OpenGL ES glUniformMatrix bug with sending transposed data

I’ve just spent an hour or two trying to get this code work:


    float *tab = new float[16];
    for (int i = 0; i < 16; i++)
        tab[i] = 0.25f;
    GLint uniformLocation = glGetUniformLocation(gProgram, "vvv");
    glUniformMatrix4fv(uniformLocation, 1, true, tab);
    delete[] tab;

The shader, instead of getting a matrix filled with 0.25, gets same zeroes. However, when I set 3rd param of glUniformMatrix to “false” (that is, the data is non-transposed), everything works fine. I guess this is a driver bug? (I’m using a Tegra2-based device with Android 2.2)

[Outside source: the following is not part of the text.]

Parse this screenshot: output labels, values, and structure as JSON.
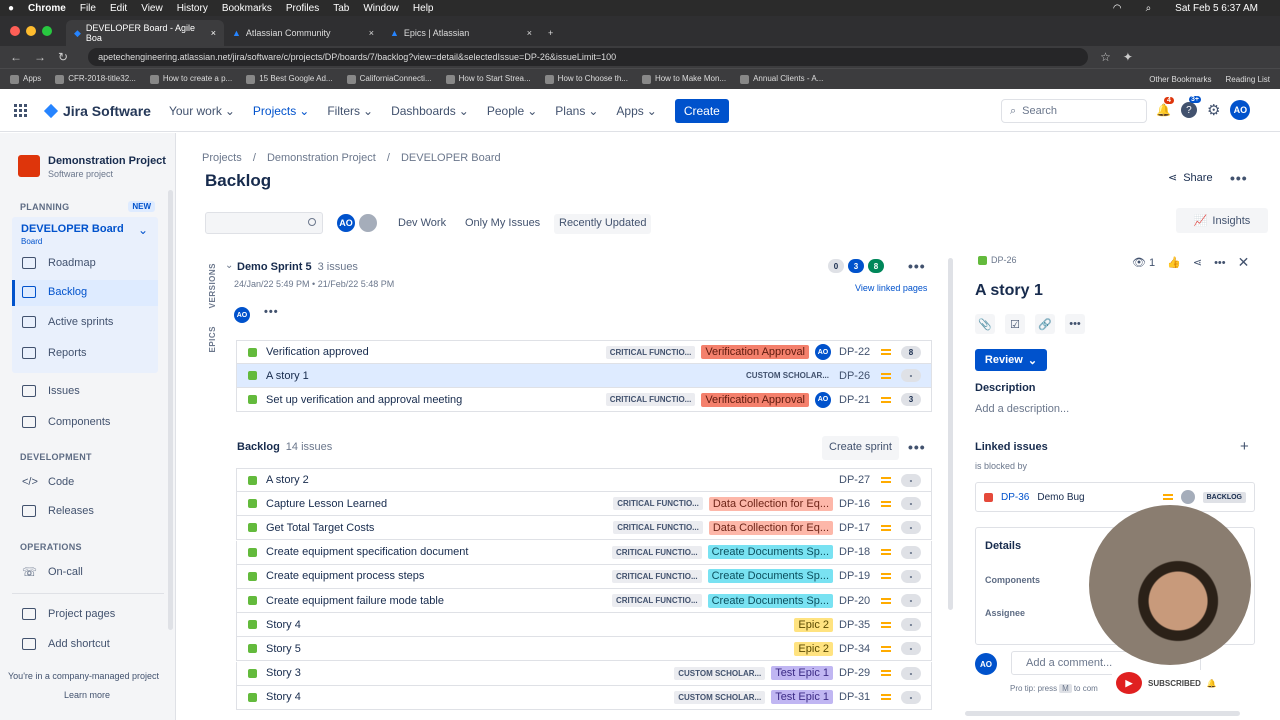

Did you call glUseProgram before using glUniform*? Did you successfully link the program? Is uniformLocation > -1 after glGetUniformLocation?

If all the above are true in your case I guess it’s simply a bug in the Tegra drivers. Can’t confirm it myself here on account of not possessing a smartphone.

glGetUniformLocation returns a valid value. However, I noticed that when I want the matrix to be tranposed (and thus set the third arg. of glUniformMatrix to true) I get erros with glGetError, namely, GL_INVALID_VALUE error.

GL_TRUE is an invalid value. OpenGL ES doesn’t allow you to pass transposed matrices. They must be column-major, and the spec is clear that passing anything other than GL_FALSE is an error.

The only reason ES 2.0 even has that parameter is because desktop GL had it.

I probably should have checked the docs earlier but honestly this is very surprising it works this way. It is here if anyone is interested glUniform
Thanks Alfonse for pointing this out.